Сам же смекнул: хоть и в шапке-бирке, хоть с паспортом негодным, а все одно — встретили.
— Да и тебя не узнать! — отвечает ему черт Фионин. — Словно после лагеря исправительно-трудового. А меня по фамилии звать не моги, с «гражданином» именуй. Ну, пошли, что ли?
Не стал Черт спорить. Это прежде Фионин самым никудышним чертом считался, из тех, что веревки висельникам подают. Теперь и морду отъел, и в пальто ратиновое вырядился. А на боку левом, под пальто, — револьвер в кобуре желтой. Вроде и не видно, но только от взгляда чертячьего не спрячешь.
Зашли они в ресторанчик
— Не потому угощаю, что персона ты значительная, — пояснил. — Был ты важным — никаким стал. А потому угощаю, что у нас всех теперь чертячье равенство. Прежде небось и горилки со мной бы не выпил, побрезговал, а теперь — не откажешься, поди!
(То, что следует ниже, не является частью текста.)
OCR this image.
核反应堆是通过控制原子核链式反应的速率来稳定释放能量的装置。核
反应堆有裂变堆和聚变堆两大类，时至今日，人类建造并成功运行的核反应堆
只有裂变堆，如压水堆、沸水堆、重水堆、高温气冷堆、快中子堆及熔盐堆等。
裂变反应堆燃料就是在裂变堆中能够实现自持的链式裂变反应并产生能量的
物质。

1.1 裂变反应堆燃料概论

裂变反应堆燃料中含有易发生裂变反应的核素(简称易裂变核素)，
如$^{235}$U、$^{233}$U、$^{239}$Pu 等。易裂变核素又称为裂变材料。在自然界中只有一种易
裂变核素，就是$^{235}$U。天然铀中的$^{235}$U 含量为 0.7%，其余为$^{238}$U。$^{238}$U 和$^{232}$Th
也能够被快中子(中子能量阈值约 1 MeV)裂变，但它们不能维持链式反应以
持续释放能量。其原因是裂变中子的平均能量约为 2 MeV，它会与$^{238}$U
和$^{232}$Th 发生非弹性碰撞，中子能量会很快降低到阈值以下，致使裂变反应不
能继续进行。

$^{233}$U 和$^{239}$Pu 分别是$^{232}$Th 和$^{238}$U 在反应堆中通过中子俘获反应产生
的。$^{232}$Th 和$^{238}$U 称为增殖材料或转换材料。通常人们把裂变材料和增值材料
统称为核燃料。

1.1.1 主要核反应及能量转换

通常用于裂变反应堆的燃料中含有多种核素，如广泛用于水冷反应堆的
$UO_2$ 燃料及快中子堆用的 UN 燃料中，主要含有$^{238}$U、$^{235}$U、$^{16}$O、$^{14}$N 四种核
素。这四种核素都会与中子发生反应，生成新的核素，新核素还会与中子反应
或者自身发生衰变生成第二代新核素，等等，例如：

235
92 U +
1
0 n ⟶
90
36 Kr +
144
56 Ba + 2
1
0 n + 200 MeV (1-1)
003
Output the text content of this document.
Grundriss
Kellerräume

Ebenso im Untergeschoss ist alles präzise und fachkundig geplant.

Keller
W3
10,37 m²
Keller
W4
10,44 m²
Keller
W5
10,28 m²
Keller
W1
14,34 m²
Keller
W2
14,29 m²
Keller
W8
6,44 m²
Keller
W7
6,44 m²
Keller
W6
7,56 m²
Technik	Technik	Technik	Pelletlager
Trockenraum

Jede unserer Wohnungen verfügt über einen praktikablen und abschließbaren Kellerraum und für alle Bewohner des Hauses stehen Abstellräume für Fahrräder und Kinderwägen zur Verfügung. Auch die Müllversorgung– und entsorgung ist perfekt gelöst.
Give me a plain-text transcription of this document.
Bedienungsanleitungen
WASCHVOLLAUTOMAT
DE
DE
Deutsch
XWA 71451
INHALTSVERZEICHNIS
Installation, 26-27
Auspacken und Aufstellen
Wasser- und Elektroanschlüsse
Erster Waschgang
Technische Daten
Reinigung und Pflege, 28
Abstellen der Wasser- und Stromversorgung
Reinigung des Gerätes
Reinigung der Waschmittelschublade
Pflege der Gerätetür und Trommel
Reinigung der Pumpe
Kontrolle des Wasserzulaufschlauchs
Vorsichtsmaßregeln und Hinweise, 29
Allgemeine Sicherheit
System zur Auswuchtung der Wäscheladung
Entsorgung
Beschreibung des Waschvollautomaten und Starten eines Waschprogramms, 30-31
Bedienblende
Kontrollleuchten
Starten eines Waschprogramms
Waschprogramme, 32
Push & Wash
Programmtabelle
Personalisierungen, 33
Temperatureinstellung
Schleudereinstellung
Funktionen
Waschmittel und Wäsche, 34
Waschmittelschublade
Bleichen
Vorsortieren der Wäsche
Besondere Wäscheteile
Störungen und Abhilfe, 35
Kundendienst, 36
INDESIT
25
И вновь не стал Черт спорить — и отказываться не стал. Про себя же решил, что прав приятель его Жан-Поль Сартр. Захотел черт Фионин гонор свой показать, с гостя спесь сбить, а ведь доброе дело сделал. И водки поднес, и поведать о здешнем житье-бытье не откажется. Иначе зачем приглашал?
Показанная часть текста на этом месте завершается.